As Bayne looked out of the window, urging his mind to appraise the human interest of the entourage, to apprehend its significance, he bethought himself of a certain old Cherokee phrase that used to baffle him in his philological studies. He remembered in a sort of dreary wonder that he had once felt enough curiosity concerning this ancient locution to maintain a correspondence with the Ethnological Bureau of the Smithsonian Institution as to its precise signification--and now he could scarcely make shift to recollect it.

He had then been hard on the track of the vanishing past; his wish was to verify, solely for the sake of scholastic accuracy, these words of the ancient Cherokee tongue, the Ayrate dialect, which was formerly the language of their lowland settlements in this region, but which, since the exodus of the majority of these Indians to the west and the fusion of the lingering remnant of their upper and lower towns into this tribal reservation east of the Great Smoky Mountains, has become lost, merged with the Ottare (Atali) dialect, once distinctively the speech of their highland villages only, but now practically modern Cherokee.

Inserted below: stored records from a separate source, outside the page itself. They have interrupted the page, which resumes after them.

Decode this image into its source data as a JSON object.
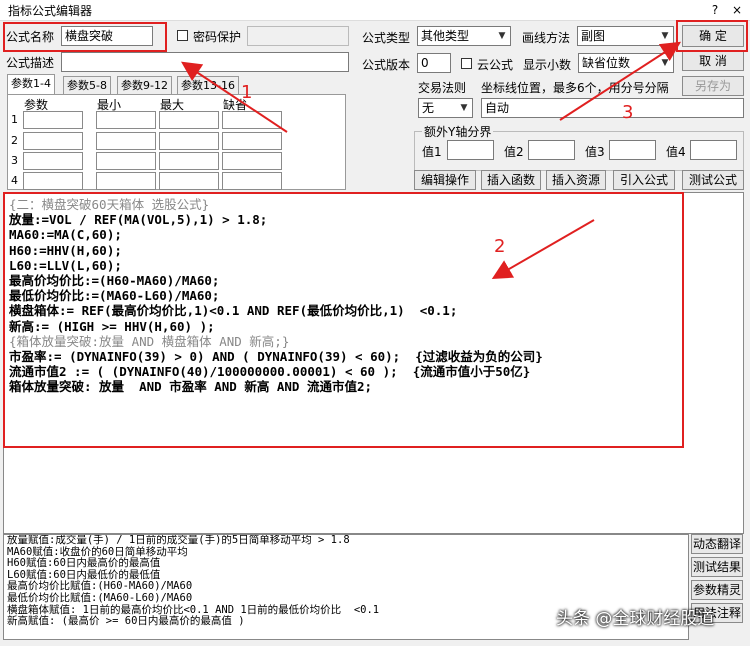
{
  "window": {
    "title": "指标公式编辑器",
    "help": "?",
    "close": "×"
  },
  "form": {
    "name_label": "公式名称",
    "name_value": "横盘突破",
    "password_label": "密码保护",
    "desc_label": "公式描述",
    "type_label": "公式类型",
    "type_value": "其他类型",
    "draw_label": "画线方法",
    "draw_value": "副图",
    "version_label": "公式版本",
    "version_value": "0",
    "cloud_label": "云公式",
    "decimals_label": "显示小数",
    "decimals_value": "缺省位数",
    "trade_label": "交易法则",
    "trade_value": "无",
    "coord_label": "坐标线位置，最多6个，用分号分隔",
    "coord_value": "自动",
    "extra_axis_label": "额外Y轴分界",
    "axis": [
      {
        "label": "值1"
      },
      {
        "label": "值2"
      },
      {
        "label": "值3"
      },
      {
        "label": "值4"
      }
    ]
  },
  "buttons": {
    "ok": "确  定",
    "cancel": "取  消",
    "save_as": "另存为",
    "edit_ops": "编辑操作",
    "insert_func": "插入函数",
    "insert_res": "插入资源",
    "import_formula": "引入公式",
    "test_formula": "测试公式"
  },
  "tabs": [
    "参数1-4",
    "参数5-8",
    "参数9-12",
    "参数13-16"
  ],
  "param_headers": [
    "参数",
    "最小",
    "最大",
    "缺省"
  ],
  "param_rows": [
    "1",
    "2",
    "3",
    "4"
  ],
  "code_lines": [
    "{二：横盘突破60天箱体 选股公式}",
    "放量:=VOL / REF(MA(VOL,5),1) > 1.8;",
    "MA60:=MA(C,60);",
    "H60:=HHV(H,60);",
    "L60:=LLV(L,60);",
    "最高价均价比:=(H60-MA60)/MA60;",
    "最低价均价比:=(MA60-L60)/MA60;",
    "横盘箱体:= REF(最高价均价比,1)<0.1 AND REF(最低价均价比,1)  <0.1;",
    "新高:= (HIGH >= HHV(H,60) );",
    "{箱体放量突破:放量 AND 横盘箱体 AND 新高;}",
    "市盈率:= (DYNAINFO(39) > 0) AND ( DYNAINFO(39) < 60);  {过滤收益为负的公司}",
    "流通市值2 := ( (DYNAINFO(40)/100000000.00001) < 60 );  {流通市值小于50亿}",
    "箱体放量突破: 放量  AND 市盈率 AND 新高 AND 流通市值2;"
  ],
  "output_lines": [
    "放量赋值:成交量(手) / 1日前的成交量(手)的5日简单移动平均 > 1.8",
    "MA60赋值:收盘价的60日简单移动平均",
    "H60赋值:60日内最高价的最高值",
    "L60赋值:60日内最低价的最低值",
    "最高价均价比赋值:(H60-MA60)/MA60",
    "最低价均价比赋值:(MA60-L60)/MA60",
    "横盘箱体赋值: 1日前的最高价均价比<0.1 AND 1日前的最低价均价比  <0.1",
    "新高赋值: (最高价 >= 60日内最高价的最高值 )"
  ],
  "side_buttons": [
    "动态翻译",
    "测试结果",
    "参数精灵",
    "用法注释"
  ],
  "annotations": [
    "1",
    "2",
    "3"
  ],
  "watermark": "头条 @全球财经股道"
}
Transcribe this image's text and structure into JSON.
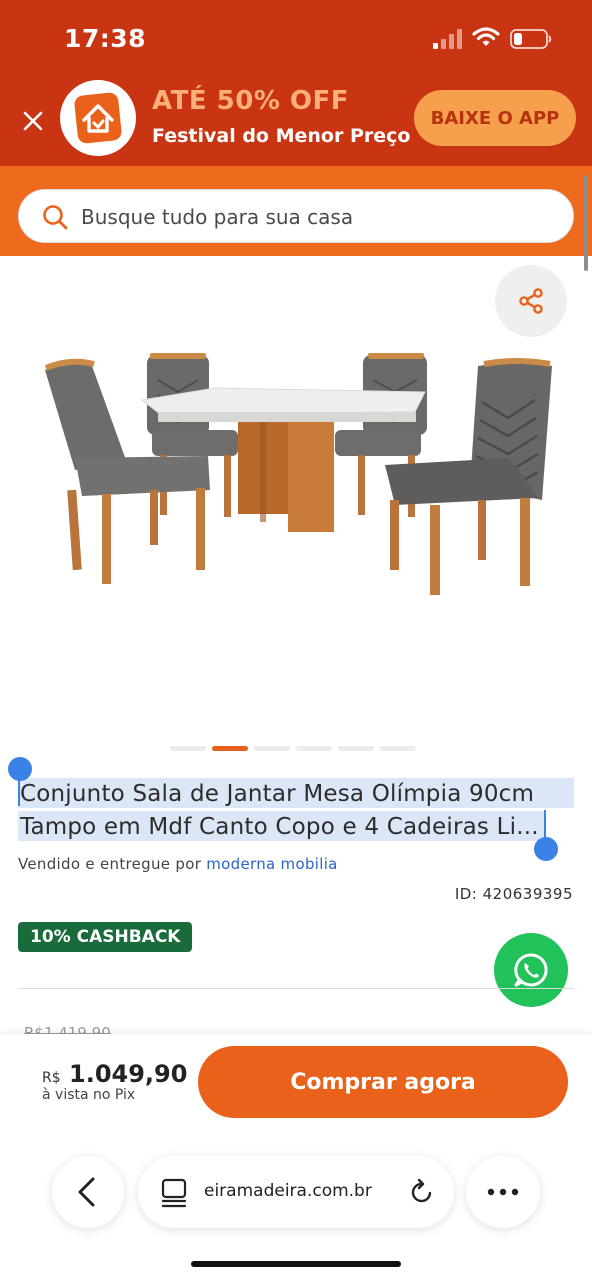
{
  "status_bar": {
    "time": "17:38"
  },
  "promo": {
    "title": "ATÉ 50% OFF",
    "subtitle": "Festival do Menor Preço",
    "button": "BAIXE O APP"
  },
  "search": {
    "placeholder": "Busque tudo para sua casa"
  },
  "product": {
    "title_line1": "Conjunto Sala de Jantar Mesa Olímpia 90cm",
    "title_line2": "Tampo em Mdf Canto Copo e 4 Cadeiras Li...",
    "seller_prefix": "Vendido e entregue por",
    "seller_name": "moderna mobilia",
    "id_text": "ID: 420639395",
    "cashback": "10% CASHBACK",
    "old_price": "R$1.419,90",
    "image_count": 6,
    "active_image": 2
  },
  "purchase": {
    "currency": "R$",
    "price": "1.049,90",
    "price_note": "à vista no Pix",
    "buy_button": "Comprar agora"
  },
  "browser": {
    "url": "eiramadeira.com.br"
  },
  "colors": {
    "header_red": "#c93412",
    "search_orange": "#ee6b1d",
    "buy_orange": "#e9611a",
    "cashback_green": "#1a6b3c",
    "whatsapp_green": "#22c25a",
    "seller_link": "#2b63c8"
  }
}
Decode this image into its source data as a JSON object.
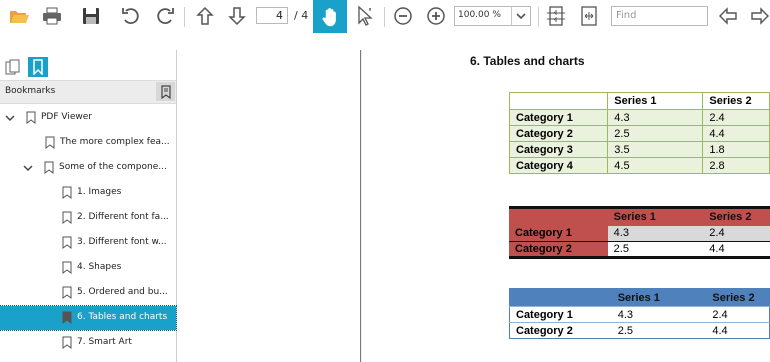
{
  "toolbar": {
    "icons": [
      "open-folder-icon",
      "print-icon",
      "save-icon",
      "rotate-counterclockwise-icon",
      "rotate-clockwise-icon",
      "arrow-up-icon",
      "arrow-down-icon",
      "hand-tool-icon",
      "select-tool-icon",
      "zoom-out-icon",
      "zoom-in-icon",
      "fit-page-icon",
      "fit-width-icon",
      "find-previous-icon",
      "find-next-icon"
    ],
    "page_current": "4",
    "page_total": "/ 4",
    "zoom": "100.00 %",
    "find_placeholder": "Find",
    "accent_color": "#1aa1c9"
  },
  "sidebar": {
    "header": "Bookmarks",
    "bookmarks": [
      {
        "label": "PDF Viewer"
      },
      {
        "label": "The more complex fea..."
      },
      {
        "label": "Some of the compone..."
      },
      {
        "label": "1. Images"
      },
      {
        "label": "2. Different font fa..."
      },
      {
        "label": "3. Different font w..."
      },
      {
        "label": "4. Shapes"
      },
      {
        "label": "5. Ordered and bu..."
      },
      {
        "label": "6. Tables and charts"
      },
      {
        "label": "7. Smart Art"
      }
    ]
  },
  "document": {
    "heading": "6.   Tables and charts",
    "tables": [
      {
        "header": [
          "",
          "Series 1",
          "Series 2"
        ],
        "rows": [
          [
            "Category 1",
            "4.3",
            "2.4"
          ],
          [
            "Category 2",
            "2.5",
            "4.4"
          ],
          [
            "Category 3",
            "3.5",
            "1.8"
          ],
          [
            "Category 4",
            "4.5",
            "2.8"
          ]
        ]
      },
      {
        "header": [
          "",
          "Series 1",
          "Series 2"
        ],
        "rows": [
          [
            "Category 1",
            "4.3",
            "2.4"
          ],
          [
            "Category 2",
            "2.5",
            "4.4"
          ]
        ]
      },
      {
        "header": [
          "",
          "Series 1",
          "Series 2"
        ],
        "rows": [
          [
            "Category 1",
            "4.3",
            "2.4"
          ],
          [
            "Category 2",
            "2.5",
            "4.4"
          ]
        ]
      }
    ]
  }
}
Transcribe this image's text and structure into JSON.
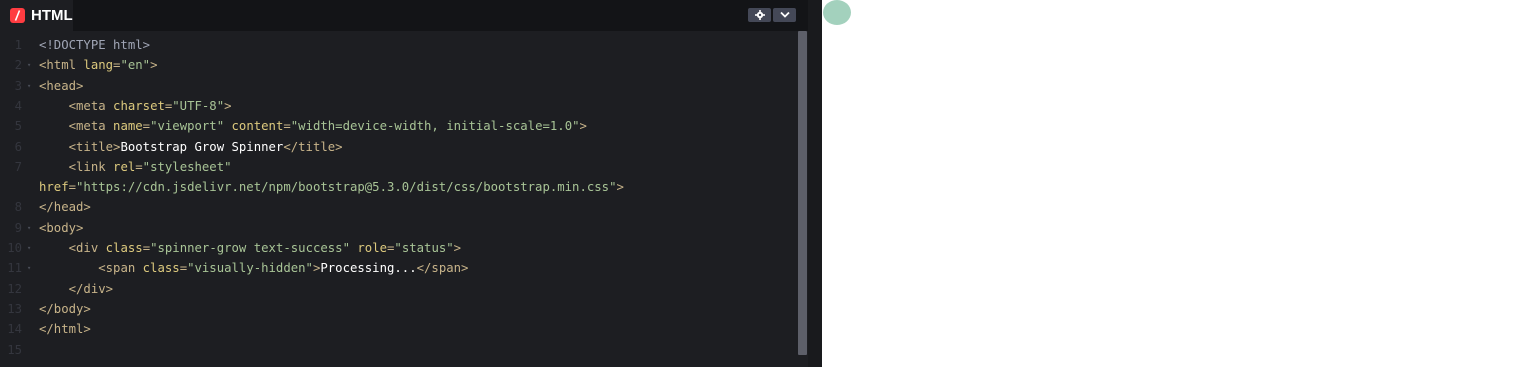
{
  "editor": {
    "language_label": "HTML",
    "language_icon": "codepen-html-icon",
    "accent_color": "#ff3c41",
    "line_numbers": [
      "1",
      "2",
      "3",
      "4",
      "5",
      "6",
      "7",
      "",
      "8",
      "9",
      "10",
      "11",
      "12",
      "13",
      "14",
      "15"
    ],
    "lines": [
      [
        {
          "c": "doc",
          "t": "<!DOCTYPE html>"
        }
      ],
      [
        {
          "c": "tag",
          "t": "<html "
        },
        {
          "c": "attr",
          "t": "lang"
        },
        {
          "c": "tag",
          "t": "="
        },
        {
          "c": "str",
          "t": "\"en\""
        },
        {
          "c": "tag",
          "t": ">"
        }
      ],
      [
        {
          "c": "tag",
          "t": "<head>"
        }
      ],
      [
        {
          "c": "text",
          "t": "    "
        },
        {
          "c": "tag",
          "t": "<meta "
        },
        {
          "c": "attr",
          "t": "charset"
        },
        {
          "c": "tag",
          "t": "="
        },
        {
          "c": "str",
          "t": "\"UTF-8\""
        },
        {
          "c": "tag",
          "t": ">"
        }
      ],
      [
        {
          "c": "text",
          "t": "    "
        },
        {
          "c": "tag",
          "t": "<meta "
        },
        {
          "c": "attr",
          "t": "name"
        },
        {
          "c": "tag",
          "t": "="
        },
        {
          "c": "str",
          "t": "\"viewport\""
        },
        {
          "c": "tag",
          "t": " "
        },
        {
          "c": "attr",
          "t": "content"
        },
        {
          "c": "tag",
          "t": "="
        },
        {
          "c": "str",
          "t": "\"width=device-width, initial-scale=1.0\""
        },
        {
          "c": "tag",
          "t": ">"
        }
      ],
      [
        {
          "c": "text",
          "t": "    "
        },
        {
          "c": "tag",
          "t": "<title>"
        },
        {
          "c": "text",
          "t": "Bootstrap Grow Spinner"
        },
        {
          "c": "tag",
          "t": "</title>"
        }
      ],
      [
        {
          "c": "text",
          "t": "    "
        },
        {
          "c": "tag",
          "t": "<link "
        },
        {
          "c": "attr",
          "t": "rel"
        },
        {
          "c": "tag",
          "t": "="
        },
        {
          "c": "str",
          "t": "\"stylesheet\""
        }
      ],
      [
        {
          "c": "attr",
          "t": "href"
        },
        {
          "c": "tag",
          "t": "="
        },
        {
          "c": "str",
          "t": "\"https://cdn.jsdelivr.net/npm/bootstrap@5.3.0/dist/css/bootstrap.min.css\""
        },
        {
          "c": "tag",
          "t": ">"
        }
      ],
      [
        {
          "c": "tag",
          "t": "</head>"
        }
      ],
      [
        {
          "c": "tag",
          "t": "<body>"
        }
      ],
      [
        {
          "c": "text",
          "t": "    "
        },
        {
          "c": "tag",
          "t": "<div "
        },
        {
          "c": "attr",
          "t": "class"
        },
        {
          "c": "tag",
          "t": "="
        },
        {
          "c": "str",
          "t": "\"spinner-grow text-success\""
        },
        {
          "c": "tag",
          "t": " "
        },
        {
          "c": "attr",
          "t": "role"
        },
        {
          "c": "tag",
          "t": "="
        },
        {
          "c": "str",
          "t": "\"status\""
        },
        {
          "c": "tag",
          "t": ">"
        }
      ],
      [
        {
          "c": "text",
          "t": "        "
        },
        {
          "c": "tag",
          "t": "<span "
        },
        {
          "c": "attr",
          "t": "class"
        },
        {
          "c": "tag",
          "t": "="
        },
        {
          "c": "str",
          "t": "\"visually-hidden\""
        },
        {
          "c": "tag",
          "t": ">"
        },
        {
          "c": "text",
          "t": "Processing..."
        },
        {
          "c": "tag",
          "t": "</span>"
        }
      ],
      [
        {
          "c": "text",
          "t": "    "
        },
        {
          "c": "tag",
          "t": "</div>"
        }
      ],
      [
        {
          "c": "tag",
          "t": "</body>"
        }
      ],
      [
        {
          "c": "tag",
          "t": "</html>"
        }
      ],
      []
    ],
    "fold_markers": [
      false,
      true,
      true,
      false,
      false,
      false,
      false,
      false,
      false,
      true,
      true,
      true,
      false,
      false,
      false,
      false
    ]
  },
  "toolbar": {
    "settings_icon": "gear-icon",
    "collapse_icon": "chevron-down-icon"
  },
  "preview": {
    "spinner_color": "#a3d1bd",
    "spinner_label": "Processing..."
  }
}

As Bayne recalled the circumstances, he noted one of the Qualla Indians loitering about the scene of the wreck. He put a question to him from out the window of the coach, and discovered that he spoke English with some facility. The old habit reasserted itself with inherent energy, and presently Bayne was moved to leave the car and sit on a pile of wood near the track, where, with his new acquaintance, he floundered over verbal perversions of modern changes and lost significations of the language and the contortions of Anglicized idioms, till at length he remarked that if his interlocutor would act as interpreter he should like to converse on the subject of these words with some old Cherokee who had never learned English and had seldom heard it spoken.